Recaptured Love is a 1930 early talkie pre-Code musical drama film based on the play Misdeal by Basil Woon about a man who experiences a mid life crisis that results in his divorce. It stars Belle Bennett and John Halliday.

==Plot==
A 50-year-old married man goes with his wife and son to a nightclub in a fancy hotel in Detroit. He meets a gold-digger there, singing the theme song of the picture, and eventually ends up going out with her on a subsequent occasion and falls in love with her. His wife finally finds out and this leads to her leaving him and getting a divorce in Paris.
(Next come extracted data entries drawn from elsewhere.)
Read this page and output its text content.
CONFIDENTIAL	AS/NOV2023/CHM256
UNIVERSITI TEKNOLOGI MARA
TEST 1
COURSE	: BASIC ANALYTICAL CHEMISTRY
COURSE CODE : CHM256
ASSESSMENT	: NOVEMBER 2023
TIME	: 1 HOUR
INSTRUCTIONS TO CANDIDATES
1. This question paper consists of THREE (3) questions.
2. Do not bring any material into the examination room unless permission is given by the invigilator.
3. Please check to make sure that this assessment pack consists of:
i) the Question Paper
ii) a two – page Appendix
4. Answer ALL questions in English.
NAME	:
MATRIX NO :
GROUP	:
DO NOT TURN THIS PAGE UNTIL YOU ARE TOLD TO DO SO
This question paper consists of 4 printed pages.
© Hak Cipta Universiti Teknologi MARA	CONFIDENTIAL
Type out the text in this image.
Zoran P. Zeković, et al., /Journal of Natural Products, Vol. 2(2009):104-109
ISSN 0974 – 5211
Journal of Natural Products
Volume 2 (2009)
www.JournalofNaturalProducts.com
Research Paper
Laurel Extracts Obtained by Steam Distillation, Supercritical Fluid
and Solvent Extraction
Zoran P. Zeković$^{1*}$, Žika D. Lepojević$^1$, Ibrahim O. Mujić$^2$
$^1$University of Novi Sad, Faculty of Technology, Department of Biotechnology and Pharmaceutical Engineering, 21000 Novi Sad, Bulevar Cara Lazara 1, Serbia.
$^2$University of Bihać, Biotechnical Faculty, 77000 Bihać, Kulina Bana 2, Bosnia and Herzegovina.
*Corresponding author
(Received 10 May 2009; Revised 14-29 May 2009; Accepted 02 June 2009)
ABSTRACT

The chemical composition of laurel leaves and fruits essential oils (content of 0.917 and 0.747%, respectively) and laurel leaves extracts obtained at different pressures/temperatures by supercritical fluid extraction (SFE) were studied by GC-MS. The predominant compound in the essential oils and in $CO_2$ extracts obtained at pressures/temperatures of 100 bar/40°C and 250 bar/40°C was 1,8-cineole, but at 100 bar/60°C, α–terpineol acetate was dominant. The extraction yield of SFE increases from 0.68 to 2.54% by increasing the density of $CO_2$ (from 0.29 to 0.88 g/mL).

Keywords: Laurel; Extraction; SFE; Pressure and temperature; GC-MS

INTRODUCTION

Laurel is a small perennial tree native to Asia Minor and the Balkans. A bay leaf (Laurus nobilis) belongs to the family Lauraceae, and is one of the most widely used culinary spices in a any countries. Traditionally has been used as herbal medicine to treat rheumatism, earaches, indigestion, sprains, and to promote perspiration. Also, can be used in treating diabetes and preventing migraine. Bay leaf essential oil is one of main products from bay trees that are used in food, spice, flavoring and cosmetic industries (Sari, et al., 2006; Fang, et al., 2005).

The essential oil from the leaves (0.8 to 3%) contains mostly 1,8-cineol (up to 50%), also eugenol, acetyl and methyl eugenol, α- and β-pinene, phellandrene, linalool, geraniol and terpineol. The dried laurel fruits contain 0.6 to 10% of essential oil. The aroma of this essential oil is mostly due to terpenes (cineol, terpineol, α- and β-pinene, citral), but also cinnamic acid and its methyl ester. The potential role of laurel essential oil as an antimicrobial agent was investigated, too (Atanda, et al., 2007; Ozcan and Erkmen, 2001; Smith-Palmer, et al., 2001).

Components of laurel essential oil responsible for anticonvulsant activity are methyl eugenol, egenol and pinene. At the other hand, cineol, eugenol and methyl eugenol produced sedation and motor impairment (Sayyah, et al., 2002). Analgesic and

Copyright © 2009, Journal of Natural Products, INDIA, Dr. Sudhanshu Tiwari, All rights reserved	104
He is married to the gold-digger but finds life with her and her "jazz friends" to be too much for him. He begins to long for his old wife when he finds her in a nightclub with another man and becomes jealous.

==Cast==
- Belle Bennett as Helen Parr
- John Halliday as Brentwood Parr
- Dorothy Burgess as Peggy Price
- Richard Tucker as Rawlings
- Junior Durkin as Henry Parr
- Brooks Benedict as Pat

==Preservation==
The film survives complete. It was transferred on to 16mm film by Associated Artists Productions in 1966 and shown on television. A 16mm copy is housed at the Wisconsin Center for Film & Theater Research. It is also preserved in the Library of Congress collection.